The Australian Institute of Landscape Architects (AILA) has announced the winners of the 2023 Tasmanian State Awards, with seven projects victorious across a number of categories and sectors.

Playstreet’s Kingston Park (pictured top) took out the Parks and Open Space category. The sprawling parkland connects the Kingston CBD to Whitewater Creek and was cited by the Jury as having excellent connection to Country.

“(The jury) commends Playstreet for rooting their design process in deep collaboration with the Tasmanian Aboriginal community, artists and the broader local community,” the Jury statement reads. 

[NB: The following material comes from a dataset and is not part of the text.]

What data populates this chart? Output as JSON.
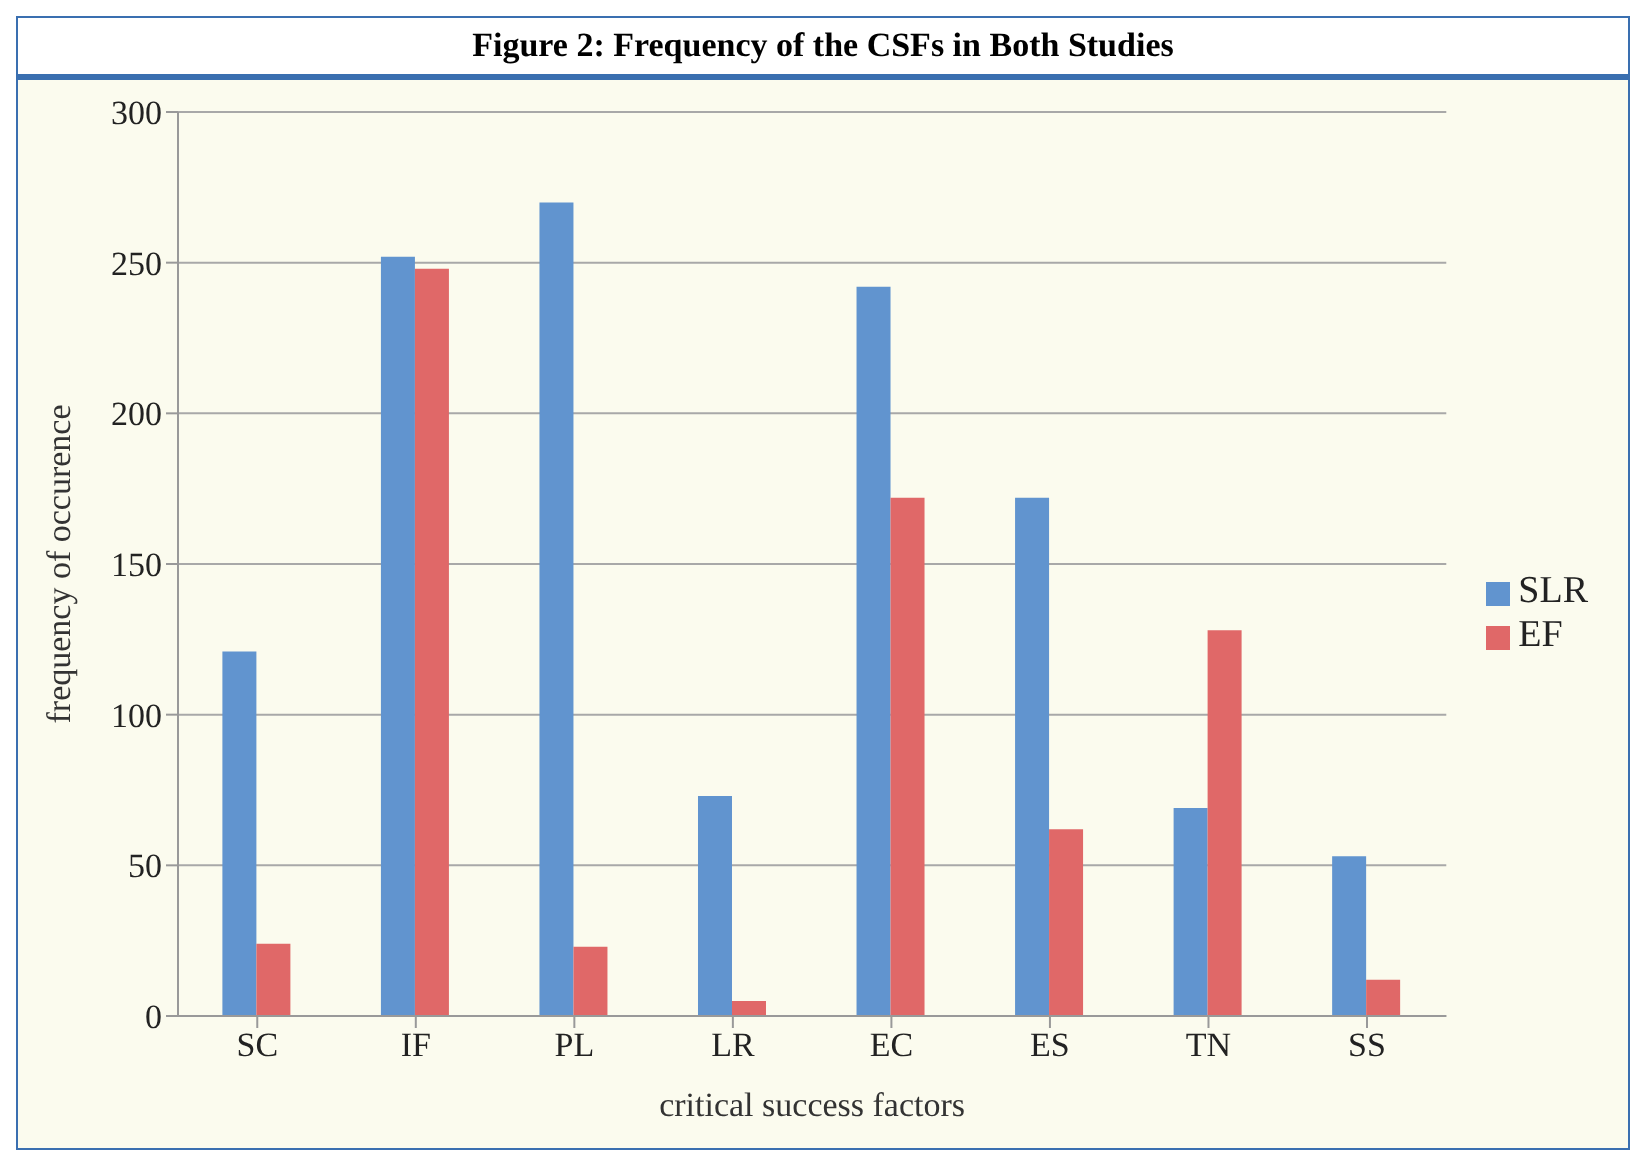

“The result is a park that skilfully connects into a broader network of open space, responding to the history and culture of the place. A clear visual harmony ties nine distinct age appropriate play spaces together, allowing for joyful exploration and immersion within a distinctly Tasmanian landscape.”

harriet's garden

Playstreet were additionally victorious in the Play Spaces and Small Projects categories for their design of the Discovery Early Learning Centre and Harriet’s Garden (pictured above) respectively. Harriet’s Garden features the extension and invigoration of a Georgian cottage in Launceston by So: Architecture, with Playstreet devising an external area filled with Tasmanian native plantings devised as a living tapestry. 

The plantations cascade down the slope in a variety of structural forms, textures and seasonally-changing colours, with planter boxes allowing for the plants to spill over and cover the brickwork over time.

“Harriet’s Garden is a wonderful example of landscape and architecture working together to create a thoughtful and beautiful home,” the Jury says. 

“Each diverse space in this small garden has been carefully considered and executed, with plantings native to Tasmania designed for varying functional and microclimatic situations. Playstreet is commended on an outcome that is a lush, delightful and pervasive landscape presence, bringing character that is both unique and of its place.”

Inveresk Urban Realm (pictured below), designed by REALMstudios, was victorious in the Civic Landscape category. Its goals of reconnecting people to place at the University of Tasmania.

“REALMstudios has created a resilient precinct expressing spatial diversity that enables learning, experimentation, reflection, and social gathering,” the Jury says. 

“The outcome is a people-oriented precinct measured through dynamic movement, key sightlines, deep wayfinding, activity points and social amenity.”

inveresk urban realm

Fitzgerald Frisby Landscape Architecture’s delivery of the West Tamar Trails Strategy was the winner of the Regional Achievement Award. Prepared for West Tamar Council, the practice created a planning framework for the future creation of trails that focus on walking and cycling, promoting an active lifestyle.

Jury Chair Naomi Barun says that all the winners demonstrate the abilities of outstanding landscape architecture has on the health and wellbeing of Tasmanians across the island state.

“This year’s entries demonstrated some big learnings across the industry in cultural engagement and value,” she says.

“There was a real maturity both in the engagement and respect that landscape architecture practices had for Traditional Owners, and the cultural connection they have with these places. This is a clear reflection on the advocacy and leadership of landscape architects in this space and the acceptance and willingness of clients,” Naomi says.

“Projects in this year’s program were applauded for their painterly approach in the use of plants in the balance of the beauty and the applied science of horticulture. This enabled an expression of seasonality, time, and a visible rendering of the ecological systems.”

All winners from the state awards level now automatically progress to the National Landscape Architecture Awards held later this year.